Her large-scale lifelike charcoal drawings, currently displayed in the main gallery, devour each wall. Each intricately crafted image is a page out of her personal storybook.

“Children remember a lot more than you think,” she says. “The memories I have from that time were more flashes of images that I have in my head that were fleshed out and given substance over the years through family stories, through my father’s incredible photograph collection.

“It was a huge part of my psyche, a huge part of my life. And this show is sort of that culmination of those memories, those ideas, those stories. It was something that I really felt the need to say, to speak about, to share – sort of like an exorcism.”

When she was only about a month old, Deer says her family moved to Baker Lake and stayed for three and a half years. The exhibit focuses on those surroundings from the majestic animals and people, to the blankets of white snow.

Precision and proportion are delicately accounted for in each piece. Even a youthful touch is playfully incorporated. One drawing includes large snowflakes reminiscent of those children cut out with folded paper.
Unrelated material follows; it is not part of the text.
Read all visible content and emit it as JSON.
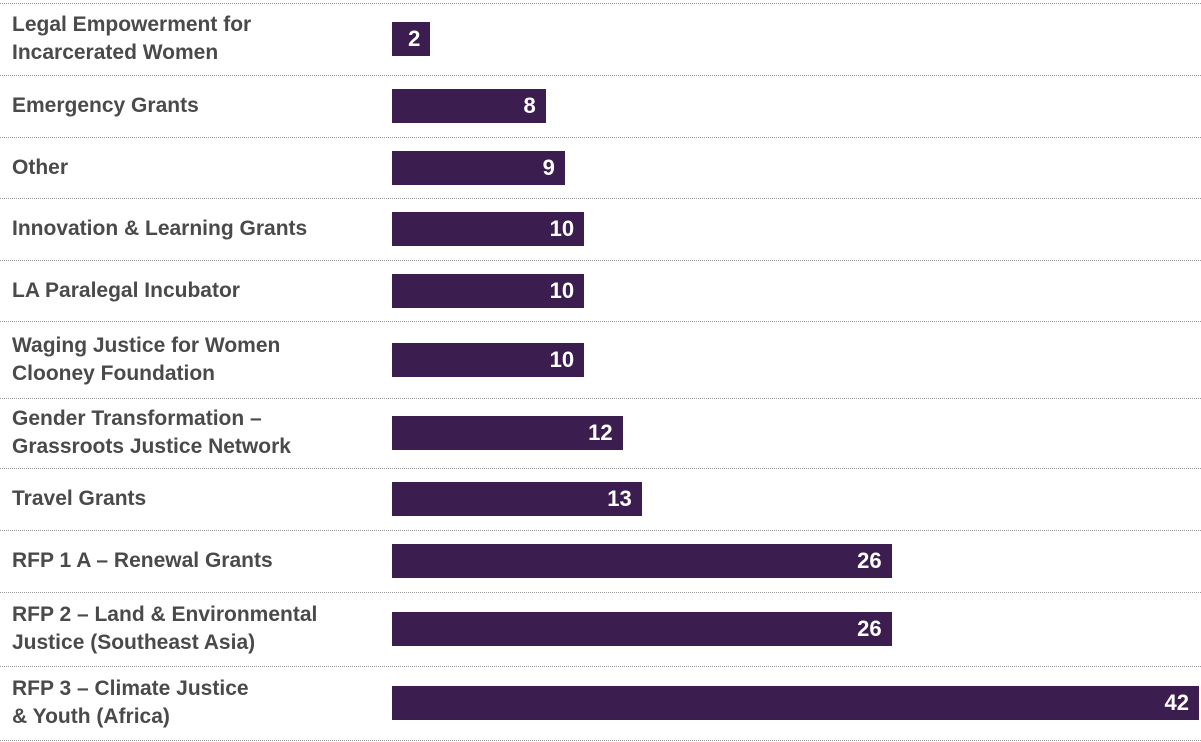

“I wanted to draw images that didn’t matter where you were or where you came from … kids could relate to … people could relate to,” she says. “Because who didn’t cut or draw snowflakes in school?”

Art became a part of Deer’s life at a very early age. She experimented with many materials, but says her love for drawing in graphite and charcoal agrees with her artistic ambitions.

“I think it’s the control it gives me and my style. I like to do a lot of detail and I like to be able to express myself with the charcoal because it affords me that ability to control the medium and to get the detail that I want to get.”

Through using the graphite and charcoal, Deer says it enables her to achieve a sort of “old photograph style”.

Two pieces in the show also include bold colour, which provides a strong contrast with the soft black and white details.

Precision and proportion are delicately and accurately conveyed in each piece. While they are labour intensive, she says it’s a fluid creation process for her to capture that realism.

“When it comes time to do a piece, it’s like I’ve drawn it already in my head,” she says. “It’s just transferring that through my hand and getting it onto the paper.”

The premeditation makes sense, considering the subject matter is rooted in history. However, she says she’s never explored it in her artwork before.

“It’s almost like a birthing, the show. This is the start,” she explains. “And it’s very appropriate that it’s of my childhood … when you first start having impressions of where you are, who you are, your relationship to things.”